Updated by pespin 7 months ago
Regarding the problem of MS staying for too long (or forever) in PDCH instead of going back to CCCH:
At the time the MS stops receiving DL blocks, it has a UL and a DL TBF assigned. The timers below would be the responsibles in this scenario to move the MS back to CCCH:
-UL TBF:
T3180 "Wait for Uplink State Flag After Data Block"
When transmitting an RLC/MAC block to the
network an instance of T3180 is started for
the TBF for which the block was intended. 5s.
-DL TBF:
T3190 "Wait for Valid Downlink Data Received from the Network". 5s.

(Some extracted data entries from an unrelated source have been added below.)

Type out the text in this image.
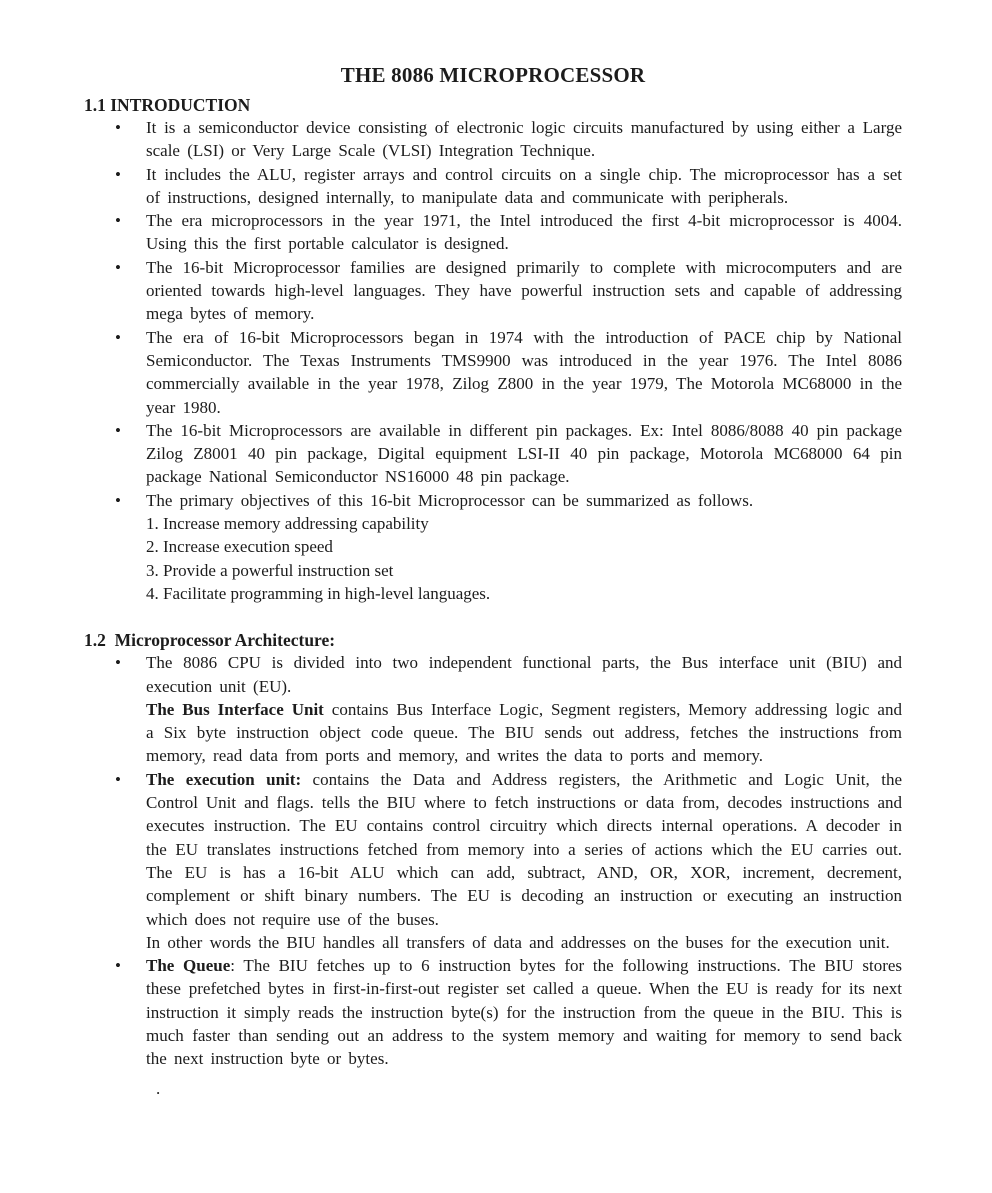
THE 8086 MICROPROCESSOR
1.1 INTRODUCTION
• It is a semiconductor device consisting of electronic logic circuits manufactured by using either a Large scale (LSI) or Very Large Scale (VLSI) Integration Technique.
• It includes the ALU, register arrays and control circuits on a single chip. The microprocessor has a set of instructions, designed internally, to manipulate data and communicate with peripherals.
• The era microprocessors in the year 1971, the Intel introduced the first 4-bit microprocessor is 4004. Using this the first portable calculator is designed.
• The 16-bit Microprocessor families are designed primarily to complete with microcomputers and are oriented towards high-level languages. They have powerful instruction sets and capable of addressing mega bytes of memory.
• The era of 16-bit Microprocessors began in 1974 with the introduction of PACE chip by National Semiconductor. The Texas Instruments TMS9900 was introduced in the year 1976. The Intel 8086 commercially available in the year 1978, Zilog Z800 in the year 1979, The Motorola MC68000 in the year 1980.
• The 16-bit Microprocessors are available in different pin packages. Ex: Intel 8086/8088 40 pin package Zilog Z8001 40 pin package, Digital equipment LSI-II 40 pin package, Motorola MC68000 64 pin package National Semiconductor NS16000 48 pin package.
• The primary objectives of this 16-bit Microprocessor can be summarized as follows.
1. Increase memory addressing capability
2. Increase execution speed
3. Provide a powerful instruction set
4. Facilitate programming in high-level languages.
1.2  Microprocessor Architecture:
• The 8086 CPU is divided into two independent functional parts, the Bus interface unit (BIU) and execution unit (EU).
The Bus Interface Unit contains Bus Interface Logic, Segment registers, Memory addressing logic and a Six byte instruction object code queue. The BIU sends out address, fetches the instructions from memory, read data from ports and memory, and writes the data to ports and memory.
• The execution unit: contains the Data and Address registers, the Arithmetic and Logic Unit, the Control Unit and flags. tells the BIU where to fetch instructions or data from, decodes instructions and executes instruction. The EU contains control circuitry which directs internal operations. A decoder in the EU translates instructions fetched from memory into a series of actions which the EU carries out. The EU is has a 16-bit ALU which can add, subtract, AND, OR, XOR, increment, decrement, complement or shift binary numbers. The EU is decoding an instruction or executing an instruction which does not require use of the buses.
In other words the BIU handles all transfers of data and addresses on the buses for the execution unit.
• The Queue: The BIU fetches up to 6 instruction bytes for the following instructions. The BIU stores these prefetched bytes in first-in-first-out register set called a queue. When the EU is ready for its next instruction it simply reads the instruction byte(s) for the instruction from the queue in the BIU. This is much faster than sending out an address to the system memory and waiting for memory to send back the next instruction byte or bytes.
.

So both are 5s. Last time the timers would be armed:
2395 12:13:30.084197 Oct 13, 2023 14:13:30.084197000 CEST 127.0.0.1 51492 127.0.0.1 4729 GSM RLC/MAC 98 GPRS DL DATA: CS3 TFI=0 BSN=15 USF=7 Len=36 2549 12:13:30.265814 Oct 13, 2023 14:13:30.265814000 CEST 127.0.0.1 51492 127.0.0.1 4729 GSM RLC/MAC 92 GPRS UL DATA: CS2 TFI=0 BSN=0 CV=3 Len=30
T3190 (DL TBF) is actually working, as can be seen here:
5240 12:13:35.084188 Oct 13, 2023 14:13:35.084188000 CEST 127.0.0.1 58441 127.0.1.1 4729 GSMTAP 186 TBF(DL:NR-2:TLLI-f0085356) Timeout of T3190
However, T3180 is not yet implemented on the UL TBF side, and hence even if T3190 triggers on the DL TBF side and frees it, the MS still keeps the UL TBF established and as a result it stays in PDCH.
Implementing T3180 should fix that problem, I'll do it now.
Updated by pespin 7 months ago
Find here some timer & test fixes, plus a patch implementing missing T3180:
remote: https://gerrit.osmocom.org/c/libosmo-gprs/+/34770 rlcmac: Avoid re-arming T3182 in TBF Acknowledged mode [NEW]
remote: https://gerrit.osmocom.org/c/libosmo-gprs/+/34771 rlcmac: rlcmac: tests: Account for T3180 existance in test_ul_tbf_t3182_timeout [NEW]
remote: https://gerrit.osmocom.org/c/libosmo-gprs/+/34772 rlcmac: tests: Account for T3180 existance in test_ul_tbf_t3166_timeout [NEW]
remote: https://gerrit.osmocom.org/c/libosmo-gprs/+/34773 rlcmac: ul_tbf: Implement T3180 [NEW]
After those are merge, I'd expect the MS to go to CCCH after 5 seconds given the current situation with lower layers.